When I ended up coming back into Dresden, the damage was devastating. My office was gone. My house was gone. So many homes were gone, along with so many businesses, that thanks to my time with the Enterprise, I knew many of the owners and workers very well. It was devastating. But, we were all alive. We were getting word through the grapevine that it seemed like no one was dead so far early Saturday morning. It was the most uplifting news. I remember keeping my cool as much as possible because I knew that there was so much work to do, where would we sleep? Get clothes washed? Take care of our dogs? There was so much to do that I was determined to stay strong until I could finally get some rest and have a moment to myself.
We had lived at 220 East Maple St. for about six or so years.
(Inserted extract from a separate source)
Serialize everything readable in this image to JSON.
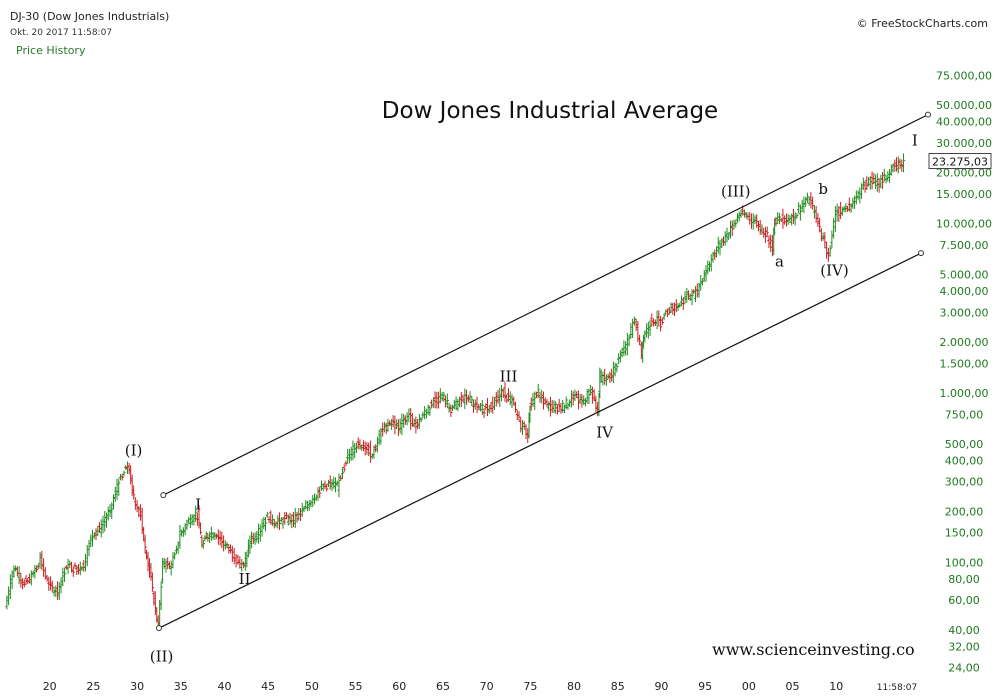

The house needed so much work. I remember sanding the window frames, working to get the smell of cat pee out of the house. My parents worked so hard on the house. I remember that on my 16th birthday, I painted my room because I wanted to so much. I graduated high school, got my associate’s degree, and my bachelor’s degree just earlier in 2021. It was the house that I went home to from work and that I felt we would be at for a very long time. Now it is all gone, being torn down a few months ago.
In the weeks that passed, we were helped and met so many wonderful people who have done nothing but try to make our lives as easy as it can be, considering everything.
My parents slept in their car for what felt like forever to watch for looters, who they would see rummage through other properties. Coming to my room at the Days Inn in Martin to take showers.
Now we have a house that we are currently working on, the same way we worked on 220 East Maple St. We lost a lot of things, mainly to me, all of our old Christmas ornaments that I had made in Elementary school and had been gifts from long-dead family members. But we didn’t lose our family photo albums, which had pictures that go back to the 40s. We were able to come together as a family with so many aunts, uncles, and cousins coming out of the woodwork to help us. We are so blessed despite everything that has happened.
We still have each other and soon we will have a beautiful house and a nice neighborhood, still in Dresden because we cannot see any other place we could call home, where I hope my parents can happily stay for a very long time.
I want to thank all of the strangers and family and friends who have helped us out during this time because there are so many people in the community who we do not even know that came up into our yard and asked what we needed them to do and they did it. They never complained or tried to get money or possessions out of us. It shows that Dresden is full of some of the best people.
Neighbors who are ready to pull up their sleeves and help at a moment’s notice.